Pump station improvements included removal of the existing pump building and construction of a new station at a height above the 500 year flood elevation, located over the existing wetwell. The foundations for the old pump station and wetwell were not capable of supporting the new pump building and additional fill could not be placed on the site without causing slope stability problems. To combat both of these problems, the Structural Engineering Group developed a foundation and floor slab design for the new pump station that would not add load to existing foundation or require additional fill to be placed at the site.
The footprint for the new pump station is larger than the original wetwell. This allowed us to support the new pump station on a deep driven steel pile foundation system. To transfer the loads from the pump station to the piling, reinforced concrete grade beams span over the existing wetwell. A structural concrete floor slab was constructed over the grade beams to support the three vertical turbine pumps capable of pumping 6.2 million gallons per day (MGD) with variable frequency drives. The slab design included provisions for a fourth vertical turbine pump. In order to provide access to the pump floor, the floor slab cantilevers outside of the pump house structure to form a walkway along one wall of the pump station and an aluminum stair system allows access from this walkway to an existing paved parking area outside the pump station.

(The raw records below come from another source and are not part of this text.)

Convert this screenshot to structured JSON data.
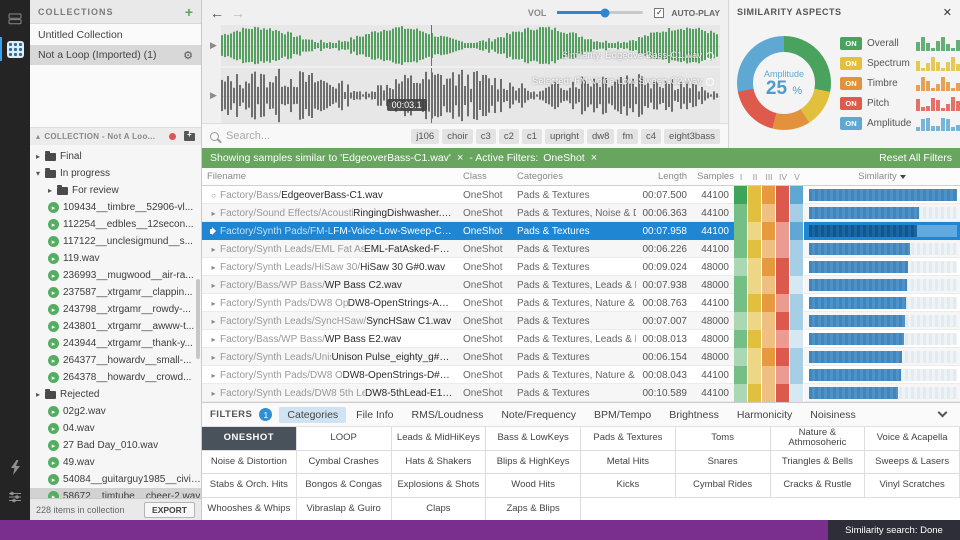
{
  "sidebar": {
    "header": {
      "title": "COLLECTIONS",
      "add": "+"
    },
    "collections": [
      {
        "label": "Untitled Collection",
        "selected": false,
        "gear": false
      },
      {
        "label": "Not a Loop (Imported) (1)",
        "selected": true,
        "gear": true
      }
    ],
    "tree_header": {
      "title": "COLLECTION - Not A Loo..."
    },
    "tree": [
      {
        "kind": "folder",
        "label": "Final",
        "depth": 0,
        "caret": "collapsed"
      },
      {
        "kind": "folder",
        "label": "In progress",
        "depth": 0,
        "caret": "expanded"
      },
      {
        "kind": "folder",
        "label": "For review",
        "depth": 1,
        "caret": "collapsed"
      },
      {
        "kind": "file",
        "label": "109434__timbre__52906-vl...",
        "depth": 1
      },
      {
        "kind": "file",
        "label": "112254__edbles__12secon...",
        "depth": 1
      },
      {
        "kind": "file",
        "label": "117122__unclesigmund__s...",
        "depth": 1
      },
      {
        "kind": "file",
        "label": "119.wav",
        "depth": 1
      },
      {
        "kind": "file",
        "label": "236993__mugwood__air-ra...",
        "depth": 1
      },
      {
        "kind": "file",
        "label": "237587__xtrgamr__clappin...",
        "depth": 1
      },
      {
        "kind": "file",
        "label": "243798__xtrgamr__rowdy-...",
        "depth": 1
      },
      {
        "kind": "file",
        "label": "243801__xtrgamr__awww-t...",
        "depth": 1
      },
      {
        "kind": "file",
        "label": "243944__xtrgamr__thank-y...",
        "depth": 1
      },
      {
        "kind": "file",
        "label": "264377__howardv__small-...",
        "depth": 1
      },
      {
        "kind": "file",
        "label": "264378__howardv__crowd...",
        "depth": 1
      },
      {
        "kind": "folder",
        "label": "Rejected",
        "depth": 0,
        "caret": "collapsed"
      },
      {
        "kind": "file",
        "label": "02g2.wav",
        "depth": 1
      },
      {
        "kind": "file",
        "label": "04.wav",
        "depth": 1
      },
      {
        "kind": "file",
        "label": "27 Bad Day_010.wav",
        "depth": 1
      },
      {
        "kind": "file",
        "label": "49.wav",
        "depth": 1
      },
      {
        "kind": "file",
        "label": "54084__guitarguy1985__civild...",
        "depth": 1
      },
      {
        "kind": "file",
        "label": "58672__timtube__cheer-2.wav",
        "depth": 1,
        "selected": true
      }
    ],
    "footer": {
      "count": "228 items in collection",
      "export": "EXPORT"
    }
  },
  "transport": {
    "vol_label": "VOL",
    "autoplay_label": "AUTO-PLAY",
    "autoplay_checked": true
  },
  "waveforms": {
    "top": {
      "overlay": "Similarity: EdgeoverBass-C1.wav",
      "color": "#55a061"
    },
    "bottom": {
      "overlay": "Selected: FM-Voice-Low-Sweep-C2.wav",
      "color": "#6e6e6e"
    },
    "playhead_time": "00:03.1"
  },
  "search": {
    "placeholder": "Search...",
    "tags": [
      "j106",
      "choir",
      "c3",
      "c2",
      "c1",
      "upright",
      "dw8",
      "fm",
      "c4",
      "eight3bass"
    ]
  },
  "banner": {
    "similar_text": "Showing samples similar to 'EdgeoverBass-C1.wav'",
    "close": "×",
    "filters_label": "- Active Filters:",
    "filter_chip": "OneShot",
    "reset": "Reset All Filters"
  },
  "table": {
    "headers": {
      "filename": "Filename",
      "class": "Class",
      "categories": "Categories",
      "length": "Length",
      "samples": "Samples",
      "aspects": [
        "I",
        "II",
        "III",
        "IV",
        "V"
      ],
      "similarity": "Similarity"
    },
    "rows": [
      {
        "icon": "circle",
        "path": "Factory/Bass/",
        "name": "EdgeoverBass-C1.wav",
        "class": "OneShot",
        "categories": "Pads & Textures",
        "length": "00:07.500",
        "samples": "44100",
        "aspects": [
          "#3da45c",
          "#e2bf3e",
          "#e6993f",
          "#dc594d",
          "#5fa8d3"
        ],
        "similarity": 1.0,
        "selected": false
      },
      {
        "icon": "play",
        "path": "Factory/Sound Effects/Acoustic/",
        "name": "RingingDishwasher.wav",
        "class": "OneShot",
        "categories": "Pads & Textures, Noise & Disto...",
        "length": "00:06.363",
        "samples": "44100",
        "aspects": [
          "#74bf85",
          "#e2bf3e",
          "#f0c083",
          "#dc594d",
          "#a6cee5"
        ],
        "similarity": 0.74,
        "selected": false
      },
      {
        "icon": "speaker",
        "path": "Factory/Synth Pads/FM-Lo...",
        "name": "FM-Voice-Low-Sweep-C2.wav",
        "class": "OneShot",
        "categories": "Pads & Textures",
        "length": "00:07.958",
        "samples": "44100",
        "aspects": [
          "#74bf85",
          "#edd685",
          "#e6993f",
          "#ec9b90",
          "#5fa8d3"
        ],
        "similarity": 0.73,
        "selected": true
      },
      {
        "icon": "play",
        "path": "Factory/Synth Leads/EML Fat Aske...",
        "name": "EML-FatAsked-F1.wav",
        "class": "OneShot",
        "categories": "Pads & Textures",
        "length": "00:06.226",
        "samples": "44100",
        "aspects": [
          "#74bf85",
          "#e2bf3e",
          "#f0c083",
          "#ec9b90",
          "#a6cee5"
        ],
        "similarity": 0.68,
        "selected": false
      },
      {
        "icon": "play",
        "path": "Factory/Synth Leads/HiSaw 30/",
        "name": "HiSaw 30 G#0.wav",
        "class": "OneShot",
        "categories": "Pads & Textures",
        "length": "00:09.024",
        "samples": "48000",
        "aspects": [
          "#abd7b4",
          "#edd685",
          "#e6993f",
          "#dc594d",
          "#a6cee5"
        ],
        "similarity": 0.67,
        "selected": false
      },
      {
        "icon": "play",
        "path": "Factory/Bass/WP Bass/",
        "name": "WP Bass C2.wav",
        "class": "OneShot",
        "categories": "Pads & Textures, Leads & Mid...",
        "length": "00:07.938",
        "samples": "48000",
        "aspects": [
          "#74bf85",
          "#edd685",
          "#f0c083",
          "#dc594d",
          "#d6e8f2"
        ],
        "similarity": 0.66,
        "selected": false
      },
      {
        "icon": "play",
        "path": "Factory/Synth Pads/DW8 Ope...",
        "name": "DW8-OpenStrings-A0.wav",
        "class": "OneShot",
        "categories": "Pads & Textures, Nature & Ath...",
        "length": "00:08.763",
        "samples": "44100",
        "aspects": [
          "#74bf85",
          "#e2bf3e",
          "#e6993f",
          "#ec9b90",
          "#a6cee5"
        ],
        "similarity": 0.655,
        "selected": false
      },
      {
        "icon": "play",
        "path": "Factory/Synth Leads/SyncHSaw/",
        "name": "SyncHSaw C1.wav",
        "class": "OneShot",
        "categories": "Pads & Textures",
        "length": "00:07.007",
        "samples": "48000",
        "aspects": [
          "#abd7b4",
          "#edd685",
          "#f0c083",
          "#dc594d",
          "#a6cee5"
        ],
        "similarity": 0.65,
        "selected": false
      },
      {
        "icon": "play",
        "path": "Factory/Bass/WP Bass/",
        "name": "WP Bass E2.wav",
        "class": "OneShot",
        "categories": "Pads & Textures, Leads & Mid...",
        "length": "00:08.013",
        "samples": "48000",
        "aspects": [
          "#74bf85",
          "#e2bf3e",
          "#f0c083",
          "#ec9b90",
          "#d6e8f2"
        ],
        "similarity": 0.64,
        "selected": false
      },
      {
        "icon": "play",
        "path": "Factory/Synth Leads/Unis...",
        "name": "Unison Pulse_eighty_g#0.wav",
        "class": "OneShot",
        "categories": "Pads & Textures",
        "length": "00:06.154",
        "samples": "48000",
        "aspects": [
          "#abd7b4",
          "#edd685",
          "#e6993f",
          "#dc594d",
          "#a6cee5"
        ],
        "similarity": 0.63,
        "selected": false
      },
      {
        "icon": "play",
        "path": "Factory/Synth Pads/DW8 Op...",
        "name": "DW8-OpenStrings-D#1.wav",
        "class": "OneShot",
        "categories": "Pads & Textures, Nature & Ath...",
        "length": "00:08.043",
        "samples": "44100",
        "aspects": [
          "#74bf85",
          "#edd685",
          "#f0c083",
          "#ec9b90",
          "#a6cee5"
        ],
        "similarity": 0.62,
        "selected": false
      },
      {
        "icon": "play",
        "path": "Factory/Synth Leads/DW8 5th Lead/",
        "name": "DW8-5thLead-E1.wav",
        "class": "OneShot",
        "categories": "Pads & Textures",
        "length": "00:10.589",
        "samples": "44100",
        "aspects": [
          "#abd7b4",
          "#e2bf3e",
          "#f0c083",
          "#dc594d",
          "#d6e8f2"
        ],
        "similarity": 0.6,
        "selected": false
      }
    ]
  },
  "similarity_panel": {
    "title": "SIMILARITY ASPECTS",
    "close": "✕",
    "center_label": "Amplitude",
    "center_value": "25",
    "center_unit": "%",
    "aspects": [
      {
        "state": "ON",
        "label": "Overall",
        "color": "#49a25e"
      },
      {
        "state": "ON",
        "label": "Spectrum",
        "color": "#e3bf3e"
      },
      {
        "state": "ON",
        "label": "Timbre",
        "color": "#e2923d"
      },
      {
        "state": "ON",
        "label": "Pitch",
        "color": "#dd5a4d"
      },
      {
        "state": "ON",
        "label": "Amplitude",
        "color": "#5fa8d3"
      }
    ],
    "donut": [
      28,
      13,
      13,
      18,
      28
    ]
  },
  "filters": {
    "title": "FILTERS",
    "badge": "1",
    "tabs": [
      {
        "label": "Categories",
        "active": true
      },
      {
        "label": "File Info",
        "active": false
      },
      {
        "label": "RMS/Loudness",
        "active": false
      },
      {
        "label": "Note/Frequency",
        "active": false
      },
      {
        "label": "BPM/Tempo",
        "active": false
      },
      {
        "label": "Brightness",
        "active": false
      },
      {
        "label": "Harmonicity",
        "active": false
      },
      {
        "label": "Noisiness",
        "active": false
      }
    ],
    "grid": [
      [
        {
          "label": "ONESHOT",
          "selected": true
        },
        {
          "label": "LOOP",
          "selected": false
        },
        {
          "label": "Leads & MidHiKeys"
        },
        {
          "label": "Bass & LowKeys"
        },
        {
          "label": "Pads & Textures"
        },
        {
          "label": "Toms"
        },
        {
          "label": "Nature & Athmosoheric"
        },
        {
          "label": "Voice & Acapella"
        }
      ],
      [
        {
          "label": "Noise & Distortion"
        },
        {
          "label": "Cymbal Crashes"
        },
        {
          "label": "Hats & Shakers"
        },
        {
          "label": "Blips & HighKeys"
        },
        {
          "label": "Metal Hits"
        },
        {
          "label": "Snares"
        },
        {
          "label": "Triangles & Bells"
        },
        {
          "label": "Sweeps & Lasers"
        }
      ],
      [
        {
          "label": "Stabs & Orch. Hits"
        },
        {
          "label": "Bongos & Congas"
        },
        {
          "label": "Explosions & Shots"
        },
        {
          "label": "Wood Hits"
        },
        {
          "label": "Kicks"
        },
        {
          "label": "Cymbal Rides"
        },
        {
          "label": "Cracks & Rustle"
        },
        {
          "label": "Vinyl Scratches"
        }
      ],
      [
        {
          "label": "Whooshes & Whips"
        },
        {
          "label": "Vibraslap & Guiro"
        },
        {
          "label": "Claps"
        },
        {
          "label": "Zaps & Blips"
        },
        null,
        null,
        null,
        null
      ]
    ]
  },
  "statusbar": {
    "right": "Similarity search: Done"
  }
}
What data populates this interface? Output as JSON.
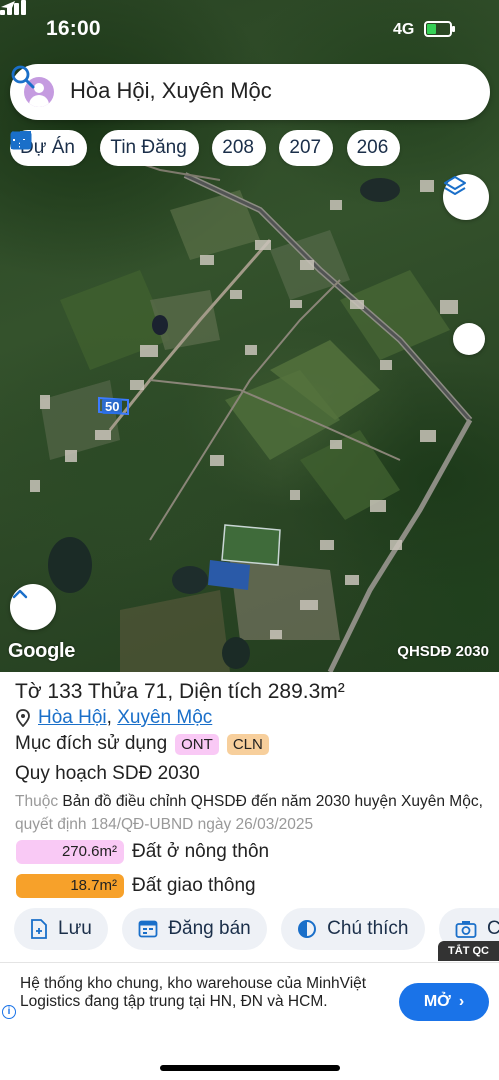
{
  "status_bar": {
    "time": "16:00",
    "network": "4G",
    "battery_level": 0.4
  },
  "search": {
    "query": "Hòa Hội, Xuyên Mộc"
  },
  "chips": [
    {
      "label": "Dự Án",
      "icon": "project-icon"
    },
    {
      "label": "Tin Đăng",
      "icon": "listing-icon"
    },
    {
      "label": "208",
      "icon": "map-sheet-icon"
    },
    {
      "label": "207",
      "icon": "map-sheet-icon"
    },
    {
      "label": "206",
      "icon": "map-sheet-icon"
    }
  ],
  "map": {
    "parcel_marker": "50",
    "logo": "Google",
    "mode": "QHSDĐ 2030"
  },
  "parcel": {
    "title": "Tờ 133 Thửa 71, Diện tích 289.3m²",
    "location": {
      "commune": "Hòa Hội",
      "separator": ", ",
      "district": "Xuyên Mộc"
    },
    "purpose_label": "Mục đích sử dụng",
    "purpose_codes": [
      {
        "code": "ONT",
        "color": "#f9c9f5"
      },
      {
        "code": "CLN",
        "color": "#f7cf9c"
      }
    ],
    "plan_title": "Quy hoạch SDĐ 2030",
    "plan_desc": {
      "prefix": "Thuộc",
      "map_name": "Bản đồ điều chỉnh QHSDĐ đến năm 2030 huyện Xuyên Mộc,",
      "decision": "quyết định 184/QĐ-UBND ngày 26/03/2025"
    },
    "landuse": [
      {
        "area": "270.6m²",
        "label": "Đất ở nông thôn",
        "color": "#f9c9f5"
      },
      {
        "area": "18.7m²",
        "label": "Đất giao thông",
        "color": "#f7a12a"
      }
    ]
  },
  "actions": [
    {
      "label": "Lưu",
      "icon": "save-icon"
    },
    {
      "label": "Đăng bán",
      "icon": "post-sale-icon"
    },
    {
      "label": "Chú thích",
      "icon": "legend-icon"
    },
    {
      "label": "C",
      "icon": "camera-icon"
    }
  ],
  "ad": {
    "close_label": "TẮT QC",
    "text": "Hệ thống kho chung, kho warehouse của MinhViệt Logistics đang tập trung tại HN, ĐN và HCM.",
    "info": "i",
    "cta": "MỞ"
  }
}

The pump station is located in a residential area of Moorhead. To maintain a residential look and provide durable and resilient finishes, the exterior walls of the pump station are concrete masonry unit (CMU) with face brick. The roof structure is framed with steel joists and steel beams that are supported on the CMU walls. Two steel beams within the roof structure are sized for lifting the vertical turbine pumps when performing maintenance. The roof structure also includes fall protection support in the event that Moorhead Public Service personnel are required to enter the wetwell.
This project was completed in 2013. Moorhead Public Service’s new raw water intake and pump station will remain functional and safe during flood events.